Es
vergingen weitere Tage und sogar schlaflose Nächte. In den Zeitungen
und sogar im Fernsehen berichtete man von dem tragischen Feuer in der
Schule. Nach den Sommerferien konnten die Schüler nicht mehr dorthin
zurückkehren, da sie erst neu aufgebaut werden musste, was
wahrscheinlich einige Jahre in Anspruch nehmen würde. Nur die
Turnhalle blieb verschont, sodass die Sportvereine sie weiterhin
nutzen konnten.
Doch
Robin musste sich nun langsam auf die Suche nach einer neuen Schule
machen, die er nach den Sommerferien besuchen wollte. Die Schulen in
der Umgebung kamen dafür in Frage, sodass er sich deren Websites
anschaute, um mehr über sie zu erfahren. Doch keine schien sein
Interesse wirklich zu erwecken.
Plötzlich
rief ihn seine Mutter:
„Hier
ist ein Brief für dich gekommen, Robin.“
Neugierig
verließ er seinen Schreibtisch und betrat das Wohnzimmer, wo ihm
seine Mutter den Umschlag überreichte.
„Von
wem ist der?“, wollte Robin wissen, doch seine Mutter schüttelte
nur den Kopf und antwortete:
„Ich
weiß es nicht. Da steht was von einem Haus 4E.“
„Haus
4E?“, wiederholte er skeptisch. „Was soll denn das heißen?“
Als
Robin sich den Umschlag anschaute, vergewisserte er sich selbst: Haus
4E stand im Adressfeld.

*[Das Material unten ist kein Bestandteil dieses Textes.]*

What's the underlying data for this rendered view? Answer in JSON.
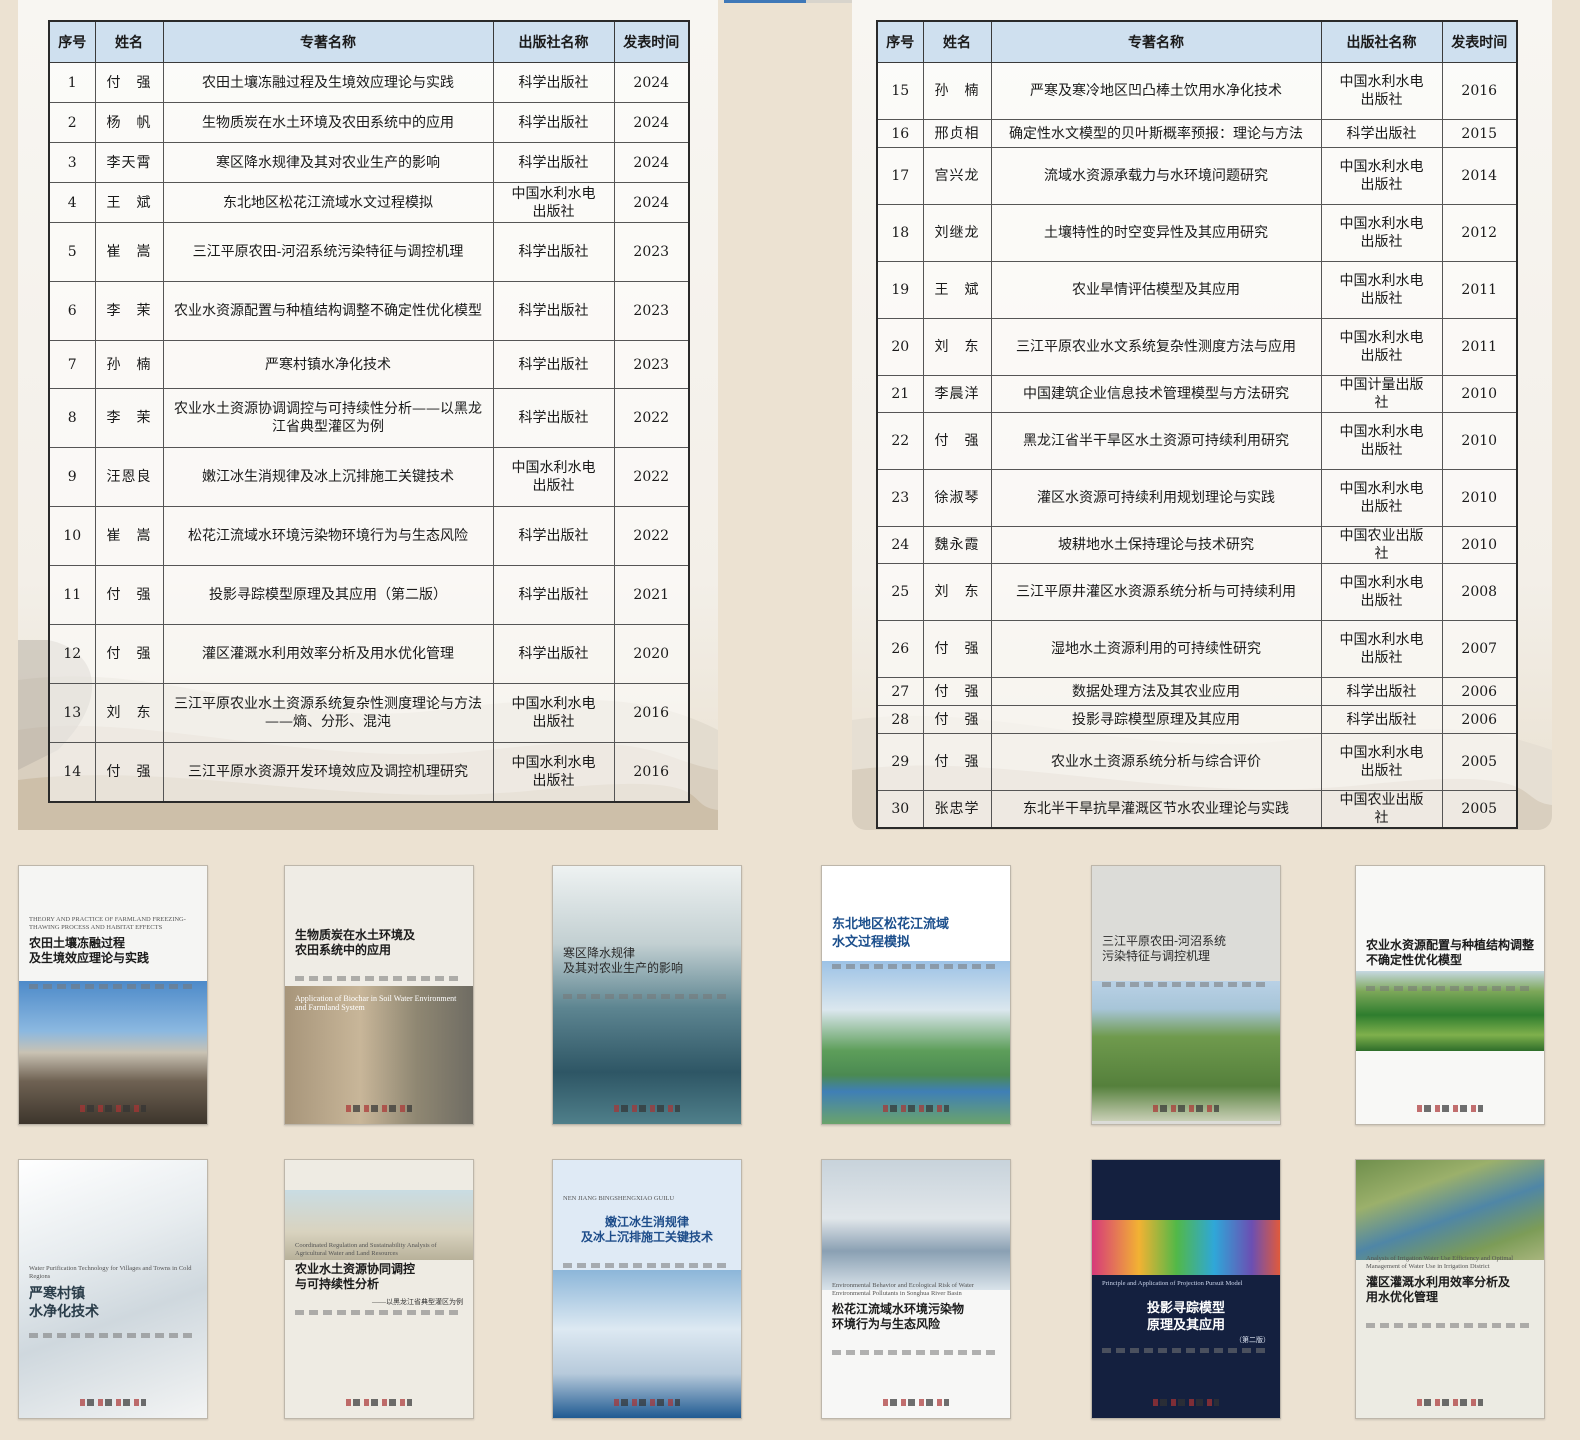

Neugierig öffnete er den Umschlag und
schaute sich den Brief an.
„Nun
sag schon, was steht darin?“, forderte seine Mutter ihn ungeduldig
auf.
„Dieses
Haus ist scheinbar ein Internat. Sie wollen mir ein Stipendium geben,
damit ich nach den Ferien ihre Schule besuche und dort mein Abitur
mache.“
„Wie
bitte?“, hakte sie überrascht nach.
„Hier
steht: Sehr geehrter Herr Held, wir bedauern den tragischen Vorfall
an Ihrer Schule sehr und können uns sehr gut vorstellen, in welcher
Situation Sie nun stecken müssen. Das Haus 4E ist ein Internat für
Schülerinnen und Schüler mit besonderen Begabungen. Da wir von
Ihrer besonderen Begabung erfahren haben, möchten wir Ihnen gerne
ein Stipendium in unserem Haus anbieten. Dies beinhaltet die
komplette Übernahme der Kosten für die Unterkunft,
Unterrichtsmaterialien, die Beschulung sowie die Verpflegung. Falls
Sie daran Interesse haben, laden wir Sie herzlich zu einem
persönlichen Gespräch ein. Bitte teilen Sie uns ihre Entscheidung
telefonisch oder per E-mail mit, damit wir gegebenenfalls einen
Termin vereinbaren können. Mit freundlichen Grüßen Benedikt Quinn
- Rektor.“
„Jetzt
bin ich aber platt“, war die Reaktion seiner Mutter.
„Was
meinst du, wie ich mich gerade fühle?“
„Aber
du musst zugeben, dass das gut klingt. Wo liegt denn diese Schule.“
„Frankfurt
am Main steht hier. Das ist ja nicht gerade um die Ecke. Das muss ich
mir gut überlegen.“
„Das
könnte eine riesige Chance für dich sein. Ich würde das an deiner
Stelle annehmen.“
Robins
Mutter war für ihre Leichtgläubigkeit bekannt. Sie hinterfragte
selten etwas. Glücklicherweise war ihr Sohn misstrauischer. Er fand
diese Sache sehr mysteriös. Woher kennen sie ihn? Warum melden sie
sich ausgerechnet bei ihm? Warum sollte er in ein Internat nach
Frankfurt ziehen?
„Und
welche besondere Begabung meinen sie?“, stieß er skeptisch hervor.
„Vielleicht
meinen sie dein sportliches Talent. Du hattest immer eine Eins im
Sportunterricht und bei den Bundesjugendspielen hattest du überall
die besten Ergebnisse.“
„Meinst
du, das ist es?“ Er war nicht überzeugt. „Ich bin schließlich
in keinem Sportverein.“
„Vielleicht
meinen sie aber auch deine Musikalität. Du spielst doch Gitarre“,
fügte seine Mutter hinzu.
„Ja,
aber doch eher amateurhaft. Ich bin kein Jimmy Hendrix. Da gibt es
viel bessere als mich.“
„Dann
weiß ich auch nicht“, gab sie resigniert auf.
Robin
hatte eine Idee. Dieses Internat hatte doch bestimmt eine Website. Da
müsste doch etwas Genaueres stehen. Vielleicht würde er da
herausbekommen, welcher besonderen Begabung er ein Stipendium zu
verdanken hatte.
Er
ging zurück in sein Zimmer und setzte sich erneut vor den PC. Dieser
war noch eingeschaltet, sodass er schnell nach dem Internat suchen
konnte. Und tatsächlich fand er auch eine Homepage. Dort konnte er
zunächst einmal auf der Startseite ein Foto des Gebäudes entdecken.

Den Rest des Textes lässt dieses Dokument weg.